Over the past few years, scientists have established many high throughput methods in Molecular Biology from different biological levels (genome, transcriptome, proteome). This provides us with an opportunity to understand cellular processes at a level heretofore impossible. In one of our main projects we will develop methods for using information on genomic aberrations (array-based CGH) (2), DNA methylation (3), gene expression levels (DNA- Micro-arrays) (4) and proteome composition (2D gel electro-phoresis) (5) to find markers that are indicative of certain disease states. We use different data types simultaneously and thereby focus on inherent dependency structures that are given by the processes of transcription and translation. We expect that by using all information simultaneously, we will significantly improve molecular diagnostics in applications where use of one method alone does not yield sufficient accuracy.

Fig 2: 231 significant Genes (black: no difference; green: difference)

In this project we are analysing chromosomal losses and gains (CGH-Data) and their correlation with over/underexpression of genes (DNA-Microrarray-Data) belonging to specific chromosomes. The integrative analysis of genomic and transcriptomic data was applied to examining cases of spontaneous Rezidivation in primary Glioma. The data were derived from an identical series of 9 patients with low level malignant Glioma (WHO-Rating II) which spontaneously form malignant relapses (WHO-Rating III or IV). Altogether we had 18 tumors from 9 Patients that were analysed by CGH and DNA Microarray Technology.

At present, we could show that the group of relapsed tumors had 231 differently expressed genes, see figure 2. In further investigations we have to clarify the coherence of our present results coming from the transcriptomic level and the results of analysing the genomic level, which is still in process.

Outlook
We will extend the work on the iCHIP database to include more experimental data, better annotation of novel data types (SNP, proteomics data, tissue micorarray data), extended front-ends to the database, export of MAGE-ML data, and connection to the integrative bioinformatics system BioRS (BioMax, Munich). Besides this technological iCHIP extension, the collection of high-throughput data from more glioma tumors will be completed, in order to enable integrative cross-platform analyses. With respect to such analyses, we will continue our bio-statistical analyses on new data arising from other work packages. We will use methods of meta-analysis and cross-platform analysis to obtain a consistent view on all publicly available data together with those of this project. The presently analyzed glioblastoma collection will be upgraded to around 100 tumor samples from same study. More data available from other collaboration partners within the CCN network will round off the glioma collection. This will lead to an improved understanding of glioma progression, spontaneous regression, and resistance to therapy. Proteomics data will help to contrast existing gene expression profiles and  to understand changes at the protein level.

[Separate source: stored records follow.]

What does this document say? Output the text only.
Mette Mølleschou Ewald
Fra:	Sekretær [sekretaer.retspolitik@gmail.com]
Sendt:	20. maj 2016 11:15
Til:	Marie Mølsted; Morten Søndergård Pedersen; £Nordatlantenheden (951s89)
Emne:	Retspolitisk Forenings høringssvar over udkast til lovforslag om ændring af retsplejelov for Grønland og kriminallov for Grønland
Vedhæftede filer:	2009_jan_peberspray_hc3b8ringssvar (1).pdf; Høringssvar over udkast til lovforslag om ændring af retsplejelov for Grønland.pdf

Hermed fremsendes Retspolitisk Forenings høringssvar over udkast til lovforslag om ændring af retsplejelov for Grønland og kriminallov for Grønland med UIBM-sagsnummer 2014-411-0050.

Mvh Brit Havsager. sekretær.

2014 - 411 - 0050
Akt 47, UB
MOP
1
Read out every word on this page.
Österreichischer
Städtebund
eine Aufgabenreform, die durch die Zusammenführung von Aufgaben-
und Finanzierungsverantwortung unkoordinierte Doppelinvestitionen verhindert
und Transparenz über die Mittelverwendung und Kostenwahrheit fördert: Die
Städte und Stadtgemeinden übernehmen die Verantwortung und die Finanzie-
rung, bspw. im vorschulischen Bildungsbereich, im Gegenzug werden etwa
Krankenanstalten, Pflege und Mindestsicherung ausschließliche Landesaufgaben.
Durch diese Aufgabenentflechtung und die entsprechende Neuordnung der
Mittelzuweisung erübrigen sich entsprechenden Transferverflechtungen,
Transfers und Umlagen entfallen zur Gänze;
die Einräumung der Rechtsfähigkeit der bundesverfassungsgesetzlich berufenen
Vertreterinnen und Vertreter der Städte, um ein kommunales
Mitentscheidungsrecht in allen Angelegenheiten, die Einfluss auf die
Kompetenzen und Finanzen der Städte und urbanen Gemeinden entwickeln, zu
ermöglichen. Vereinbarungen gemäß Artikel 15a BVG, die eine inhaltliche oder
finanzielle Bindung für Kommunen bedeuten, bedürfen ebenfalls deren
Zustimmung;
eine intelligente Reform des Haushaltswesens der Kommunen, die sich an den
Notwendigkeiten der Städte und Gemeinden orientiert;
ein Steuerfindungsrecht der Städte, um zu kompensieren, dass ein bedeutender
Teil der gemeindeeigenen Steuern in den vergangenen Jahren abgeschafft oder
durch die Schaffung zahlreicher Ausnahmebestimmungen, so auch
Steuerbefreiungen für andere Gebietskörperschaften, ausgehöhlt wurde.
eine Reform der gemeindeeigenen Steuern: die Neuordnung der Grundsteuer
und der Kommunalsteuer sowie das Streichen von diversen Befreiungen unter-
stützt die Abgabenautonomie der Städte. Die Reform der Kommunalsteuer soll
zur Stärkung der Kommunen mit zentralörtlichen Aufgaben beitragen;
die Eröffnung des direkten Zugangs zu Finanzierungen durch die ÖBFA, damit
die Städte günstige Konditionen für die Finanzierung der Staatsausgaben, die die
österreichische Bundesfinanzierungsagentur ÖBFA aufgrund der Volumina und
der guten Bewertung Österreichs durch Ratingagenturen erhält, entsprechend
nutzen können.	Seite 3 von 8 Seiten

Lit.: 1. Ball, C.A., Sherlock, G., Parkinson. H et al.., Microarray Gene Expression Data (MGED) Society. Standards for microarray data. Science.. 298:539 (2002). 2. Lichter, P., Joos, S., Lampel, S. (2000) Comparative genomic hybridization. Uses and limitations. Sem. Hemat. 37, 348-357  3. C. Mund, V. Beier, P. Bewerunge, M. Dahms, F. Lyko and J.D. Hoheisel (2005) Array-based analysis of genomic DNA methylation patterns of the tumour suppressor gene p16INK4A promoter in colon carcinoma cell lines. Nucleic Acids Research, Vol.33, No.8  4. DJ Lockhart and EA Winzeler (2000) Genomics, gene expression and DNA arrays. Nature, 405(6788):827-836. 5. Patel K, Stein R, Benvenuti S, Zvelebil MJ (2002) Combinatorial use of mRNA and two-dimensional electrophoresis expression data to choose relevant features for mass spectrometric identification. Proteomics Oct;2(10):1464-73.